Review by Lily Fierro |
Written and Illustrated by Miss Lasko-Gross
Published by Z2 Comics
ISBN: 978-1940878027
Pub. Date: January 2015 / $19.99
Following the discourse technique of Ken Russell’s The Devils and Cristian Mungiu’s Beyond The Hills of using hyperbolic scenarios to critique the perversion of faith in organized religion, Henni by Miss Lasko-Gross arrives to the graphic novel world at an opportune moment given current events.
Illustrated with a dour and severe color palette of blacks and blues, Henni opens with a fundamental question of faith: What is faith if one does not attend an organized service run by clergymen?

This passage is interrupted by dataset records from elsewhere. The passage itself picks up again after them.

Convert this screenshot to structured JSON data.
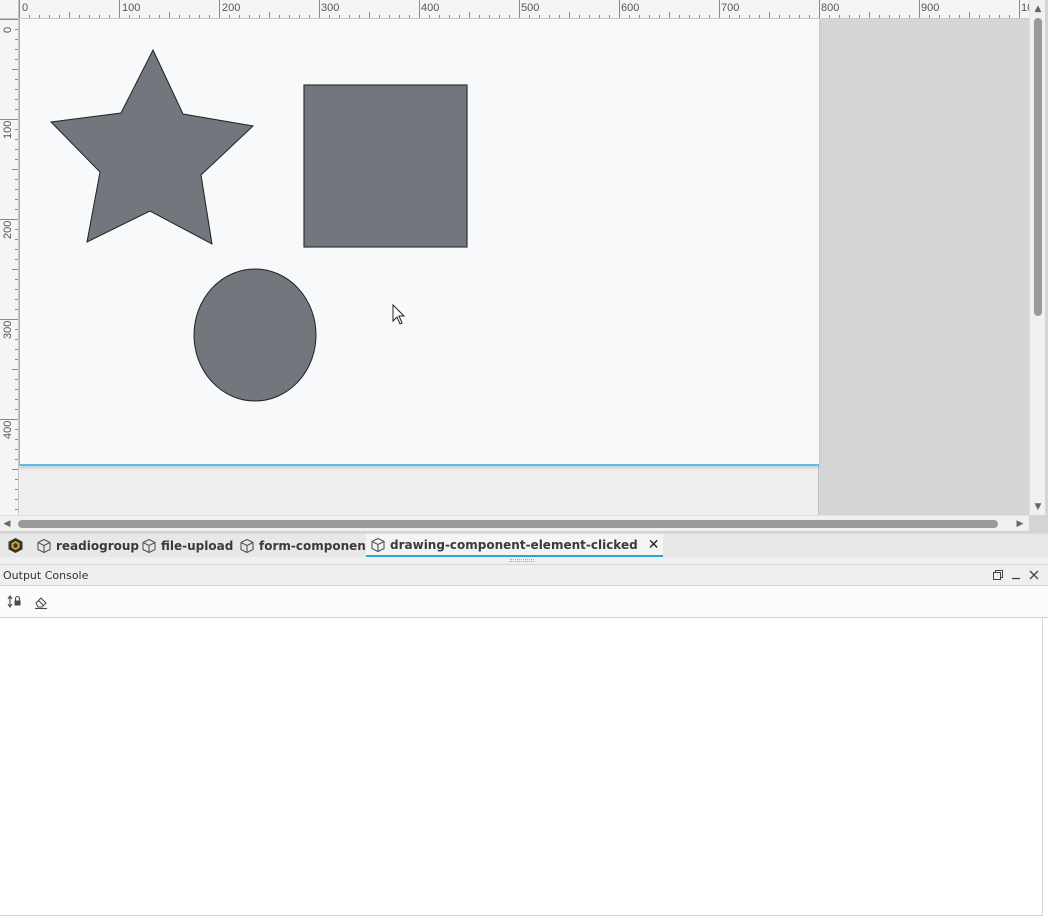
{
  "ruler": {
    "horizontal_labels": [
      "0",
      "100",
      "200",
      "300",
      "400",
      "500",
      "600",
      "700",
      "800",
      "900",
      "10"
    ],
    "vertical_labels": [
      "0",
      "100",
      "200",
      "300",
      "400"
    ]
  },
  "canvas": {
    "shapes": [
      {
        "name": "star",
        "fill": "#72767d",
        "stroke": "#222222"
      },
      {
        "name": "square",
        "fill": "#72767d",
        "stroke": "#333333"
      },
      {
        "name": "circle",
        "fill": "#72767d",
        "stroke": "#222222"
      }
    ]
  },
  "tabs": [
    {
      "label": "readiogroup",
      "icon": "cube-icon",
      "active": false
    },
    {
      "label": "file-upload",
      "icon": "cube-icon",
      "active": false
    },
    {
      "label": "form-component",
      "icon": "cube-icon",
      "active": false
    },
    {
      "label": "drawing-component-element-clicked",
      "icon": "cube-icon",
      "active": true
    }
  ],
  "console": {
    "title": "Output Console",
    "toolbar": [
      "scroll-lock-icon",
      "eraser-icon"
    ]
  },
  "colors": {
    "accent": "#29a3e0",
    "canvas_border": "#5bc0e8",
    "shape_fill": "#72767d"
  }
}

In Henni’s surroundings, the fictional organized religion and faith have a concrete societal link, and when her own father refuses to attend temple, she must witness the violent repercussions inflicted on her father.
With the nightmarish experience of her father’s mutilation by clergy guards fresh in her mind, Henni begins to doubt and question the law and the rituals of her religion and its institution governing her village.

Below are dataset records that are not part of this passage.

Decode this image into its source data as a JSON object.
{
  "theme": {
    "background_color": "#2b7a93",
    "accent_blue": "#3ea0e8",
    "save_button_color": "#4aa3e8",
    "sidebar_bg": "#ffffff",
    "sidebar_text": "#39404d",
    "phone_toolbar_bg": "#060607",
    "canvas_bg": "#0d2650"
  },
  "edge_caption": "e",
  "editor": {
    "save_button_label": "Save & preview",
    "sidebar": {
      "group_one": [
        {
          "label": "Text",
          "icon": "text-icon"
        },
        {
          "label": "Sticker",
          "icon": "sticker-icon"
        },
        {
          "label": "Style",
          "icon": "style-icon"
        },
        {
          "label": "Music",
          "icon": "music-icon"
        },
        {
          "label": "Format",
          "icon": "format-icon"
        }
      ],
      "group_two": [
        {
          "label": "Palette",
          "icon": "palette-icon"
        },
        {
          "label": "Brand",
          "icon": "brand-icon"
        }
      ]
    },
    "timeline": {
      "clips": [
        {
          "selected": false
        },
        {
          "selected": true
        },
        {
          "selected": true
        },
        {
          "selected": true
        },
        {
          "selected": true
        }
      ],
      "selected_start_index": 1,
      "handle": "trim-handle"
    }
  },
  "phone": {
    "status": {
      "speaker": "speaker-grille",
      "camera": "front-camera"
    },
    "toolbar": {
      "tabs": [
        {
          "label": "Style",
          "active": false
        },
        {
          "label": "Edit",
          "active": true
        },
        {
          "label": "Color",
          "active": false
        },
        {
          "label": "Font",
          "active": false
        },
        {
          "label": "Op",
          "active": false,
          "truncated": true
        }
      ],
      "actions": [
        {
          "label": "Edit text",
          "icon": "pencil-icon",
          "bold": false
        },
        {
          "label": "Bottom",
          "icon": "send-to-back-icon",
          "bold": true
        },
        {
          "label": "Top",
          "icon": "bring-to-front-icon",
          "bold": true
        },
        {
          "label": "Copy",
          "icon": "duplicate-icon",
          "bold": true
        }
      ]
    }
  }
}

Henni’s inquiries are not welcomed, and the vicious response of her temple leaders accelerate the erosion of her obedience to the rules she had always questioned but had followed regardless. Then, to exacerbate her skepticism and her distrust of the temple leaders, she uncovers the ritual of food offerings to the temple as a disguise for bribing the leaders to match upcoming potential brides to the wealthiest grooms.
With most of her own belief in the religion she had ascribed to destroyed, Henni must decide whether to stay in her village and abide by the oppressive and corrupt distortion of law by the whims and greed of the temple leaders or to escape. Uncertain of what lies beyond her village, Henni chooses to escape with the risk that whatever is out there could be better or worse.

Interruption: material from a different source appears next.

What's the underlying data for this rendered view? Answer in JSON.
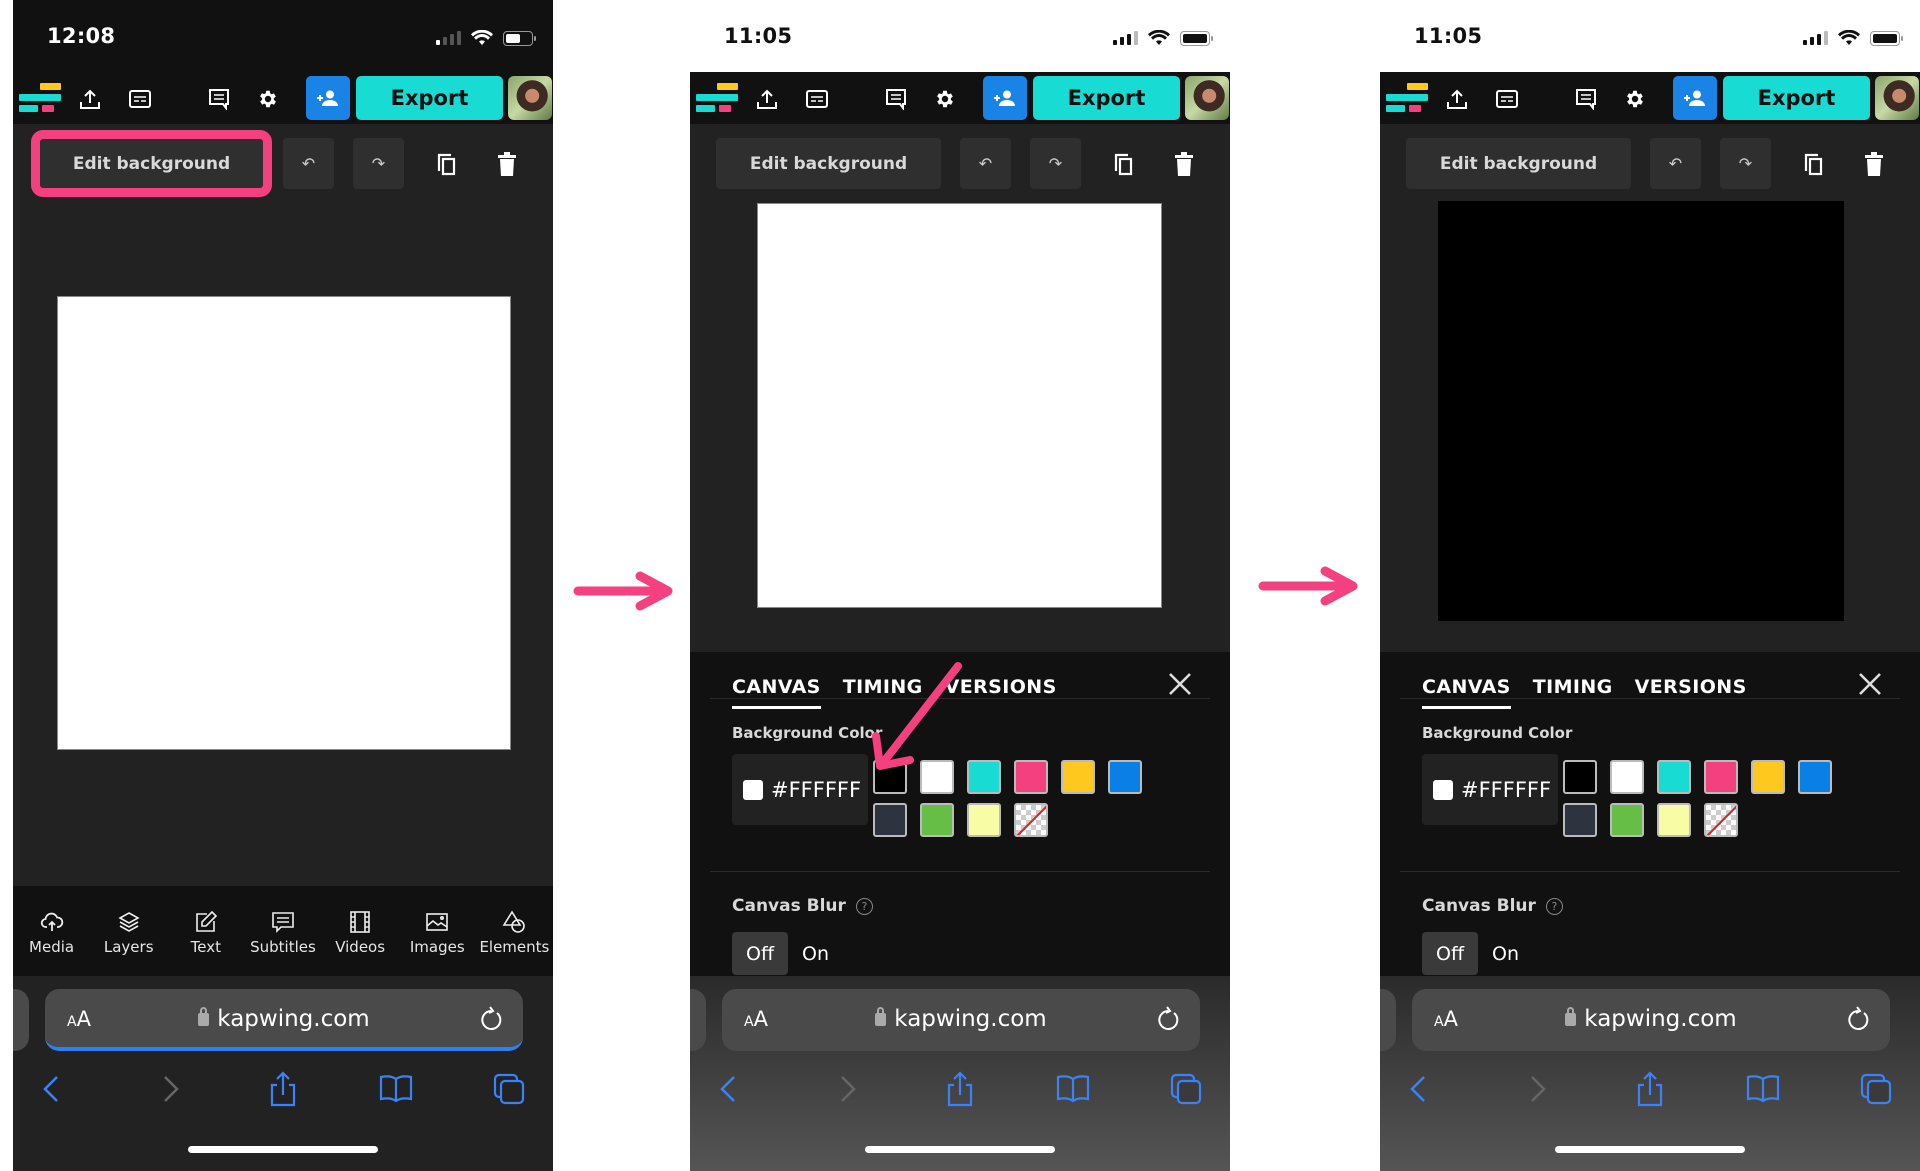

Unfortunately, her first destination in her fleeing is much worse than her village. The new village is more violent, more oppressive, and uses the word of God to justify the power and success of the higher tiers in their own perverse caste system.
In this village, any hint of independent thought proves to be fatal, so when Henni receives a punishment of mutilation for enjoying the non-secular art of an outsider, she must find a way to escape yet again.
For a coming of age tale, there is little attention given to Henni as a complete character and individual, thus dulling the connection between the reader and the protagonist.